Bruce Anderson

The Spanish understand the pig and the sea

issue 11 May 2013

Spain: an easy country to enjoy; very hard, even for Spaniards, to understand. I remember a dinner party, sitting next to a girl who seemed to want to talk about what had been on television the previous night. She was pretty enough, but I feared that I was in for a long evening and a complete unmeeting of minds. Spanish, she was also dark-complexioned, so in desperation I asked for further and better particulars. She was from Andalusia, which helped to explain the duskiness, and she was the cousin of a duke, who bred fighting bulls. Oh good: something to discuss, a long way from trash TV.

In 1936, the reigning Duque was only 14, but had reached manhood in courage. He set off on a horse, at the head of his tenantry, carrying an ancestral war banner, to fight for Franco and Spain and God. He did not return.

We moved on to the Alcázar at Toledo, besieged by the Republicans — the evil side, who would have delivered Spain to communism. They captured the commandant’s son. It being Spain, no one had thought to cut off the phone line. So the terrorists called the commandant, to inform him that unless he surrendered, they would kill his son. The father asked for him to be put on the line. ‘My boy, I have only two things to tell you. The first is to say your prayers. The second, that the greatest glory human life can offer is to die for Spain.’ The girl and I were now moist-eyed. We raised a glass to the ducal paladin, his valour and his sacrifice.

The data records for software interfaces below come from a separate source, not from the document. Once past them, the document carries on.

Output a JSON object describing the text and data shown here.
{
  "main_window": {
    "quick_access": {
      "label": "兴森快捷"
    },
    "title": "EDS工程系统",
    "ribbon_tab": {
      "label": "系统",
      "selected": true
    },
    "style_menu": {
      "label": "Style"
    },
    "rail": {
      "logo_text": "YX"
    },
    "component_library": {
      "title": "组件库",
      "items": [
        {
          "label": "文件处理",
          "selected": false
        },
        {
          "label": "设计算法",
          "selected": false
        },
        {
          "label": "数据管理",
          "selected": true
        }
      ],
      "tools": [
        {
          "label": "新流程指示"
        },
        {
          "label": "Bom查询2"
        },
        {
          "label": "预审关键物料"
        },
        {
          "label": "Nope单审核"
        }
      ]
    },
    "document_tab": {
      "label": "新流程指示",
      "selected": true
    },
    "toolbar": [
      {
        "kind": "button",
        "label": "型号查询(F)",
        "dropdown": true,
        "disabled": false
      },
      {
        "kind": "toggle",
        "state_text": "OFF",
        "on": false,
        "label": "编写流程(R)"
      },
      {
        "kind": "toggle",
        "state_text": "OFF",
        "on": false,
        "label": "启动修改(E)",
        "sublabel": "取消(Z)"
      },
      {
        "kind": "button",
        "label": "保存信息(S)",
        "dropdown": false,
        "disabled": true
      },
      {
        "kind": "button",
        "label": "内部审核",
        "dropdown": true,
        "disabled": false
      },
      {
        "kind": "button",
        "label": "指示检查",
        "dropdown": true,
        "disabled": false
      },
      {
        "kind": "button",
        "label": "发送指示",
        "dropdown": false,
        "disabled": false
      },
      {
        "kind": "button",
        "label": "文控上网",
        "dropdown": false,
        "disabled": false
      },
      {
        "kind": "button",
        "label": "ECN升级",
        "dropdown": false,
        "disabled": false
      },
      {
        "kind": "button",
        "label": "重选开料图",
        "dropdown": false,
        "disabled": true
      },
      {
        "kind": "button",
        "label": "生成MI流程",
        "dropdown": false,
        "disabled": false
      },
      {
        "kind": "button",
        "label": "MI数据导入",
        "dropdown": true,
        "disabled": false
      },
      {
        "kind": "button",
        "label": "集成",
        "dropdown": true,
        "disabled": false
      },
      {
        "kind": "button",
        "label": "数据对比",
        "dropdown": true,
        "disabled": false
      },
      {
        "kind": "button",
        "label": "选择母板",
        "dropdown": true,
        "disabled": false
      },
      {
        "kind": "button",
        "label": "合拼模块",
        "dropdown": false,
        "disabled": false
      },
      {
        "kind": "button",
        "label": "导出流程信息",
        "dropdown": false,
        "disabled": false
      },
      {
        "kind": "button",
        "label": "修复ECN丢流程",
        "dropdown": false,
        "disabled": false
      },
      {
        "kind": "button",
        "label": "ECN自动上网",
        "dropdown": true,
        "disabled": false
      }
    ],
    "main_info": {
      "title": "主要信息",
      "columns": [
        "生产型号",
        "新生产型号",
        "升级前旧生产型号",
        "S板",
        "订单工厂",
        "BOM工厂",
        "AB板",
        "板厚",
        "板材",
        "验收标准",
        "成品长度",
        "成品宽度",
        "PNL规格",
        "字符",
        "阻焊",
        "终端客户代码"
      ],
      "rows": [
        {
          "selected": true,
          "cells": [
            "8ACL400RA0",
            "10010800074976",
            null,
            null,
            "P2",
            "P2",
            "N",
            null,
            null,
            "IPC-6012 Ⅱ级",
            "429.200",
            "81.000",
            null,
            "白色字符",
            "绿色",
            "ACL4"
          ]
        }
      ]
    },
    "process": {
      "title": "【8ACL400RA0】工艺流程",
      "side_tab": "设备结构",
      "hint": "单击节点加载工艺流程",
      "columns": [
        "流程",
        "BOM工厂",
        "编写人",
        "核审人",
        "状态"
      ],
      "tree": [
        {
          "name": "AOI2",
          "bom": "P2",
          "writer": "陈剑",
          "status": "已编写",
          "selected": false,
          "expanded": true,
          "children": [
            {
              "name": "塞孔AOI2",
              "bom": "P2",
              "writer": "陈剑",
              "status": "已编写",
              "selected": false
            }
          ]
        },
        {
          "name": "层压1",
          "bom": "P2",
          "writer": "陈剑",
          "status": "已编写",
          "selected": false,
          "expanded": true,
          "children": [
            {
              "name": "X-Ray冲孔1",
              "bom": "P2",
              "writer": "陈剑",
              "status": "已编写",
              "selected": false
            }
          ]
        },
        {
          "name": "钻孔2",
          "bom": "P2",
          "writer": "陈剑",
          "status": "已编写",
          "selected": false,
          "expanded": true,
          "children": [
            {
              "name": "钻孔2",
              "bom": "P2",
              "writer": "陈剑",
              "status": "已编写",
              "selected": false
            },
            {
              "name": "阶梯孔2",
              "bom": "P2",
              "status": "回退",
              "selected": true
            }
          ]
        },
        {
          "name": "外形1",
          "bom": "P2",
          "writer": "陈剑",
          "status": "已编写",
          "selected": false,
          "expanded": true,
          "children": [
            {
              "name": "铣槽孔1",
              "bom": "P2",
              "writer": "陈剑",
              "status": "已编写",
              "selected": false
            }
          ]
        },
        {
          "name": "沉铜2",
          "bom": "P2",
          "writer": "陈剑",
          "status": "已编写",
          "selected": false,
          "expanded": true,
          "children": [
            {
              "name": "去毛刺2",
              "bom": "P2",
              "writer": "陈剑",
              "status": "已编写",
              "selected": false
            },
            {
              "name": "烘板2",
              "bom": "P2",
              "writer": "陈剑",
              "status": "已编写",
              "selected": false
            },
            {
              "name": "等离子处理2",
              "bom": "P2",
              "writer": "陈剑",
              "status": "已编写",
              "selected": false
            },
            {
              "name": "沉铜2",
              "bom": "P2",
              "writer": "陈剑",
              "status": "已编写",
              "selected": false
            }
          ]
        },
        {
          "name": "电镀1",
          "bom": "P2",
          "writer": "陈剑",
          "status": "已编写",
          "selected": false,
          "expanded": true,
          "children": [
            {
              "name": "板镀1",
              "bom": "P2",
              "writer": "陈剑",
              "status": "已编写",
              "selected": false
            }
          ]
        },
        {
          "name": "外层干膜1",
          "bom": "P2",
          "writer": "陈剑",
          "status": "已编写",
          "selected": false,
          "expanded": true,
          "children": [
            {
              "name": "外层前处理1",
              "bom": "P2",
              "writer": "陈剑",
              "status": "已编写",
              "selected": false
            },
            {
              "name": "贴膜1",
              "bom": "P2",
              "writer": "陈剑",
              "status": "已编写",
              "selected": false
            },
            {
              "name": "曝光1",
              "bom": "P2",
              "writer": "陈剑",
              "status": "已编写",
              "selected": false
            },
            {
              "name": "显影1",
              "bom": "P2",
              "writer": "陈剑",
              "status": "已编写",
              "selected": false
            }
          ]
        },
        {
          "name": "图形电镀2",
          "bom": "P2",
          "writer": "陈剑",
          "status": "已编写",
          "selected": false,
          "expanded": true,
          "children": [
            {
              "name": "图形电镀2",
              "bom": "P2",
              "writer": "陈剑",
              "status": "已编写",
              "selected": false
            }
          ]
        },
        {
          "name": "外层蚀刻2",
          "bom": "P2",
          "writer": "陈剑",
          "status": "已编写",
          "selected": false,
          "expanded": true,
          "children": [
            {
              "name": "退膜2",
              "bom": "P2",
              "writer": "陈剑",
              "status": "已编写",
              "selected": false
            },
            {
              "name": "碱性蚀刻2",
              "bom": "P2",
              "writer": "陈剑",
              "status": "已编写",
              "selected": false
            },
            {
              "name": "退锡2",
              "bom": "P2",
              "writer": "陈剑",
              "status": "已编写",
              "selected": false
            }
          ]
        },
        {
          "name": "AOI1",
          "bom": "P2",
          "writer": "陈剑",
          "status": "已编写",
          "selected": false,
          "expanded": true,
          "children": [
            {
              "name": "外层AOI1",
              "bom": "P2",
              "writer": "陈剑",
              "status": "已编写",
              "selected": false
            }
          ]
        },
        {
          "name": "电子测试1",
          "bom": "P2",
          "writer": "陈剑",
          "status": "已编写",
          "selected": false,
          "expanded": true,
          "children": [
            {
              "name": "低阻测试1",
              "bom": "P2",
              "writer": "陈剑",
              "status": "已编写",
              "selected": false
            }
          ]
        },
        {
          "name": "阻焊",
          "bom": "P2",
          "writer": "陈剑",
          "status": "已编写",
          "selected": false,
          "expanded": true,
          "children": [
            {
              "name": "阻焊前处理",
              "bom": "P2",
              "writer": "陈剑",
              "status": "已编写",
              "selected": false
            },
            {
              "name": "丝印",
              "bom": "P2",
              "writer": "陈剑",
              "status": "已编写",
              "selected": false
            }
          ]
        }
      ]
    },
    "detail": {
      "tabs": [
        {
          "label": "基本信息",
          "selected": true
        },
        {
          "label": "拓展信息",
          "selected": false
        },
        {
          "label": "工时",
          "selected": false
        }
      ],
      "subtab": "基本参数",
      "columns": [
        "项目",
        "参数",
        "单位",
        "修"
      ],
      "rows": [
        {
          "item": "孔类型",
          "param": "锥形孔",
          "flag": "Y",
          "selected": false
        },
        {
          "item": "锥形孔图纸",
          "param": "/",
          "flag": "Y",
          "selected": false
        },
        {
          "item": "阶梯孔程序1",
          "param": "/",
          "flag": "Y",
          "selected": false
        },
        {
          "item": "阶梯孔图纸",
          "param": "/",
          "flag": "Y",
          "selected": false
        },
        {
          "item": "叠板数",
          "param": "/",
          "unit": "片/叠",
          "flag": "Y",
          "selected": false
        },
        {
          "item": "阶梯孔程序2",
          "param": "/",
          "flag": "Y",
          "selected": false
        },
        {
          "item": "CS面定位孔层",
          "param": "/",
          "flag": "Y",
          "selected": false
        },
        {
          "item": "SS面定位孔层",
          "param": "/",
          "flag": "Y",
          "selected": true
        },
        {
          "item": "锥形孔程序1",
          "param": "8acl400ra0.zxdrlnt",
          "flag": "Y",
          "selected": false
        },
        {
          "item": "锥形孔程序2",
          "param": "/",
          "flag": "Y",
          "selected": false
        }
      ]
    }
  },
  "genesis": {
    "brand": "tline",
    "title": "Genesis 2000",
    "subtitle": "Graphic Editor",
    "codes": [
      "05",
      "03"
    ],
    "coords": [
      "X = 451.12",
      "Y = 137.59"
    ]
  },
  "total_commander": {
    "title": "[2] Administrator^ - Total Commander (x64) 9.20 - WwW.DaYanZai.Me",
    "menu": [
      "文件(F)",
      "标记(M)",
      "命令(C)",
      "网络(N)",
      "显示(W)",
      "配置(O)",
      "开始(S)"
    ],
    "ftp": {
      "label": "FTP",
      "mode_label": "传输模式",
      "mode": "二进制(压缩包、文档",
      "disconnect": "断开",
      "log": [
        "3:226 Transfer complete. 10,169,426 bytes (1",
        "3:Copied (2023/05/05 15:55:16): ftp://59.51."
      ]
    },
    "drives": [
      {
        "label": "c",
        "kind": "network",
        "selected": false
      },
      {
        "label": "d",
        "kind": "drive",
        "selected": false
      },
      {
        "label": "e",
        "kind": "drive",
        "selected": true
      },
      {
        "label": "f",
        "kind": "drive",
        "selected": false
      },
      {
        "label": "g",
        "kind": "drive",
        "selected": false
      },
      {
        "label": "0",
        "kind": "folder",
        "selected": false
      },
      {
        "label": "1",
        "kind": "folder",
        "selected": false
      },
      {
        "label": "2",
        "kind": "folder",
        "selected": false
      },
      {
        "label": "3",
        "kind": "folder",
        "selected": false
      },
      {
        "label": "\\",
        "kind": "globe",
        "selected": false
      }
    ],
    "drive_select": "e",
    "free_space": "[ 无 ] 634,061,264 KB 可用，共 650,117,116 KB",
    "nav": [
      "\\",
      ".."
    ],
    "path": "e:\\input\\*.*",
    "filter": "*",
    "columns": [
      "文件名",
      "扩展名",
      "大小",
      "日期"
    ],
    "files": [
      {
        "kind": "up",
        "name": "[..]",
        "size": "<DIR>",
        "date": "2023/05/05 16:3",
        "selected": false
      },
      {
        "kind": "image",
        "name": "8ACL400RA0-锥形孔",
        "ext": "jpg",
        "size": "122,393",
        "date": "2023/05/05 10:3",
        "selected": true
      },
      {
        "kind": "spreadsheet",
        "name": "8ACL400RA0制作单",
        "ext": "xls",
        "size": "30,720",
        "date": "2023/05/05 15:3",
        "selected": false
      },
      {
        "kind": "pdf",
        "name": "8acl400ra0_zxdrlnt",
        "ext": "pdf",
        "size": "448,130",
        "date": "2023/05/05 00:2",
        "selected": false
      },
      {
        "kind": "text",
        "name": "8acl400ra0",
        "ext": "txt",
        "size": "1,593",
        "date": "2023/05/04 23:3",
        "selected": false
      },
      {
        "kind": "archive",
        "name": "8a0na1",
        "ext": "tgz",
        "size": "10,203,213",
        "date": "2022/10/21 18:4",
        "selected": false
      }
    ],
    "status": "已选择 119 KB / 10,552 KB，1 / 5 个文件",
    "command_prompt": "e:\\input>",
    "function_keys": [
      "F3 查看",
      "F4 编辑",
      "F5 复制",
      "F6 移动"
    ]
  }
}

He did not die in vain. The bad guys have the poets, novelists and historians: Lorca, Hemingway, Paul Preston. The good side can point to the second world war, and Spain keeping out of the Allies’ way. They can also point to modern Spain, which would not have been possible without Franco.

There is a paradox. Go to Madrid. As in any western European capital, you will find yourself in the company of lawyers and technocrats and cosmopolitans. I have never known a political elite which takes so much of its identity from the country’s supposed future, so little from the past. As that future is bound up with the EU and the euro, this is a stressful business, and it is not the whole story. Modern Spain is a palimpsest. Go down one layer, and you find the civil war. Another, Goya’s heart-rending portrayals of suffering. A third, and you are back to Philip II and the Inquisition. A fourth, the Catholic kings and the Reconquista.

Think of the Andalusian landscape: the sierras, the hill forts, the harshness, the constant shortage of water. Somehow, men fought through the hardships, for Spain and for God. A few years ago, there was a splendid Spanish ambassador: Santiago, Marqués de Tamarón, who looked like a grandee of Spain painted by Velázquez and who still owns the castle at Arcos de la Frontera, captured by an ancestor from the Moors, when it was indeed the frontera. What a country; what a people; what a national spirit.

What food and drink. The Spanish understand the pig and the sea. Forget prosciutto — girlie-man’s ham which helps to explain the Italian performance in the Western Desert in 1941. Jamón: the best of that would be a worthy repast for a fallen duke on his first night in Valhalla. There is a new restaurant called Hispania, just along from the Bank of England, where I had a splendid dinner the other evening. The best anchovies I have ever eaten. The finest Albariño I have encountered. Outstanding jamón. Excellent Ribera del Duero: a range of good Riojas. If (like me) you enjoy Pedro Ximénez, that dessert sherry which tastes of figs, they have a delicious example. They also have fine Spanish brandies, the colour of Armagnac, except more so, and easy on the head… when taken in moderation. One warning: the staff are a delight, and wholly immoderate in their enthusiasm for their cuisine and those who enjoy it.